O início de prova material, de outro lado, não precisa abranger todo o período cujo reconhecimento é postulado, bastando ser contemporâneo aos fatos alegados. A prova testemunhal, por seu turno, desde que robusta, é apta a comprovar os claros não cobertos pela prova documental (STJ, AgRg no REsp 1.217.944/PR, Rel. Min. Jorge Mussi, 5ª Turma, julgado em 25/10/2011, DJe 11/11/2011).
Quanto à idade mínima para exercício de atividade laborativa, a Turma Nacional de Uniformização dos Juizados Especiais Federais consolidou o entendimento no sentido de que "A prestação de serviço rural por menor de 12 a 14 anos, até o advento da Lei 8.213, de 24 de julho de 1991, devidamente comprovada, pode ser reconhecida para fins previdenciários." (Súmula n.º 05, DJ 25/09/2003, p. 493). Assim, e considerando também os precedentes da Corte Superior, prevalece o entendimento de que "as normas que proíbem o trabalho do menor foram criadas para protegê-lo e não para prejudicá-lo." Logo, admissível o cômputo de labor rural já a partir dos 12 anos de idade.

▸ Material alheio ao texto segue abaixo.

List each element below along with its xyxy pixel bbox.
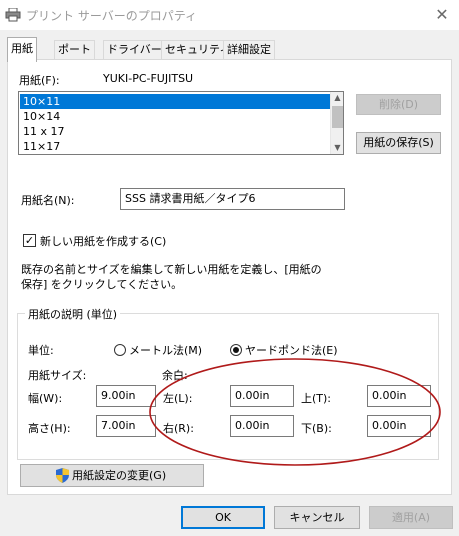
change-paper-settings-button[interactable]: 用紙設定の変更(G) xyxy=(20,464,204,487)
paper-size-label: 用紙サイズ: xyxy=(28,369,87,382)
apply-button[interactable]: 適用(A) xyxy=(369,506,453,529)
scroll-down-icon[interactable]: ▼ xyxy=(331,142,343,154)
form-name-label: 用紙名(N): xyxy=(21,194,75,207)
description-line-2: 保存] をクリックしてください。 xyxy=(21,278,183,291)
left-margin-input[interactable]: 0.00in xyxy=(230,385,294,407)
server-name: YUKI-PC-FUJITSU xyxy=(103,72,194,85)
bottom-margin-input[interactable]: 0.00in xyxy=(367,415,431,437)
metric-radio[interactable] xyxy=(114,344,126,356)
left-margin-label: 左(L): xyxy=(163,392,193,405)
width-input[interactable]: 9.00in xyxy=(96,385,156,407)
list-item[interactable]: 11 x 17 xyxy=(20,124,331,139)
imperial-label: ヤードポンド法(E) xyxy=(245,344,338,357)
group-title: 用紙の説明 (単位) xyxy=(25,306,121,322)
close-icon[interactable]: ✕ xyxy=(429,4,455,26)
tab-port[interactable]: ポート xyxy=(54,40,95,60)
tab-advanced[interactable]: 詳細設定 xyxy=(223,40,275,60)
create-new-checkbox[interactable]: ✓ xyxy=(23,234,36,247)
paper-listbox[interactable]: 10×11 10×14 11 x 17 11×17 ▲ ▼ xyxy=(18,91,344,155)
height-label: 高さ(H): xyxy=(28,422,71,435)
metric-label: メートル法(M) xyxy=(129,344,203,357)
top-margin-label: 上(T): xyxy=(301,392,332,405)
scroll-up-icon[interactable]: ▲ xyxy=(331,92,343,104)
description-line-1: 既存の名前とサイズを編集して新しい用紙を定義し、[用紙の xyxy=(21,263,322,276)
right-margin-input[interactable]: 0.00in xyxy=(230,415,294,437)
change-settings-label: 用紙設定の変更(G) xyxy=(72,469,167,482)
top-margin-input[interactable]: 0.00in xyxy=(367,385,431,407)
ok-button[interactable]: OK xyxy=(181,506,265,529)
unit-label: 単位: xyxy=(28,344,54,357)
delete-button[interactable]: 削除(D) xyxy=(356,94,441,115)
list-item[interactable]: 10×11 xyxy=(20,94,331,109)
scroll-thumb[interactable] xyxy=(332,106,343,128)
paper-list-label: 用紙(F): xyxy=(19,74,60,87)
tab-driver[interactable]: ドライバー xyxy=(103,40,166,60)
width-label: 幅(W): xyxy=(28,392,63,405)
form-name-input[interactable]: SSS 請求書用紙／タイプ6 xyxy=(120,188,345,210)
cancel-button[interactable]: キャンセル xyxy=(274,506,360,529)
margin-label: 余白: xyxy=(162,369,188,382)
list-item[interactable]: 10×14 xyxy=(20,109,331,124)
tab-paper[interactable]: 用紙 xyxy=(7,37,37,62)
radio-selected-dot xyxy=(233,347,239,353)
shield-icon xyxy=(56,468,69,483)
imperial-radio[interactable] xyxy=(230,344,242,356)
window-title: プリント サーバーのプロパティ xyxy=(26,9,197,23)
height-input[interactable]: 7.00in xyxy=(96,415,156,437)
save-form-button[interactable]: 用紙の保存(S) xyxy=(356,132,441,154)
list-item[interactable]: 11×17 xyxy=(20,139,331,154)
create-new-label: 新しい用紙を作成する(C) xyxy=(40,235,167,248)
listbox-scrollbar[interactable]: ▲ ▼ xyxy=(330,92,343,154)
printer-icon xyxy=(5,8,21,22)
right-margin-label: 右(R): xyxy=(163,422,194,435)
bottom-margin-label: 下(B): xyxy=(301,422,332,435)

EXAME DO TEMPO RURAL NO CASO CONCRETO:
A título de prova documental do exercício da atividade rural, a parte autora, nascida em 23/02/1966, na cidade de Tamboara/PR, junta aos autos:
- certidão de casamento, datada de 09/06/1990, na qual seu marido, Donizeti Luiz Bizerra, aparece qualificado como motorista, enquanto seu pai, Durvalino Ramires Pego, encontra-se qualificado como lavrador (Evento 80 - PROCADM3 - fl. 01);
- carteirinha de associado de seu pai junto ao Sindicato dos Trabalhadores Rurais de Iporã/PR, com data de admissão em 22/07/1976 (Evento 80 - PROCADM5 - fl. 05);
- certidão de casamento de seus pais, datada de 26/04/1979, na qual seu genitor, Durvalino Ramires Pego, encontra-se qualificado como lavrador (Evento 80 - PROCADM6 - fl. 01);
- matrícula do registro de imóveis de Alto Piquiri, na qual consta a averbação de escritura pública de compra e venda, lavrada em 30/03/2001, na qual aparece como adquirente juntamente com seu marido, este qualificado como lavrador, de um lote rural "F" localizado na gleba nº 14, núcleo Rio de Areia, município de Alto Pequiri/PR (Evento 80 - PROCADM8 - fl. 02);
- matrícula do registro de imóveis de Alto Piquiri, na qual consta a averbação de escritura pública de compra e venda, lavrada em 30/03/2001, na qual aparece como adquirente juntamente com seu marido, este qualificado como motorista, de um lote rural "D" localizado na gleba nº 14, núcleo Rio de Areia, município de Alto Pequiri/PR (Evento 80 - PROCADM9 - fl. 03);
- notas fiscais de comercialização de produção rural em nome de seu marido, Donizeti Luiz Bizera, referente a 11/03/1981 (Evento 80 - PROCADM10 - fl. 01);
- atas de exames do Grupo Escolar de Ercilandia, referente aos anos letivos de 1978, 1979 na qual aparece como aluna desta instituição (Evento 80 - PROCADM10 e PROCADM11);
- requerimento de matrícula em nome próprio, referente ao ano eletivo de 1981, no qual, seu pai, Durvalino Aparecido de Souza, aparece qualificado como lavrador (Evento 80 - PROCADM13 - fl. 01);
- carteira de associado de seu marido, Donizeti Luiz Bizerra, junto ao Sindicato dos Trabalhadores Rurais de Iporã, com data de admissão em 20/10/1983 (Evento 80 - PROCADM13 - fl. 02);
- certidão de nascimento de seu filho, Flavio Luiz Bizerra, datada de 21/04/1984 (Evento 80 - PROCADM14 - fl. 01);
- certidão de nascimento de sua filha, Fernanda Bizerra, datada de 02/04/1990, na qual seu marido, Donizeti Luiz Bizerra aparece qualificado como motorista (Evento 80 - PROCADM14 - fl. 02);
- declaração fornecida pela Secretaria Municipal de Educação, Cultura e Desporto, na qual consta a informação de que a autora estudou na Escola Rural Municipal Ébano Pereira, zona rural do município de Iporã, no ano de 1981 (Evento 80 - PROCADM141 - fl. 04);
Por ocasião da audiência de instrução e julgamento, em 16/09/2014 (Evento 51 - OUT1), foram inquiridas as testemunhas Demerval Barbosa da Silva, Percilia Pereira Macedo e Isaias Pereira da Silva, as quais confirmaram o exercício de atividades rurais pela demandante.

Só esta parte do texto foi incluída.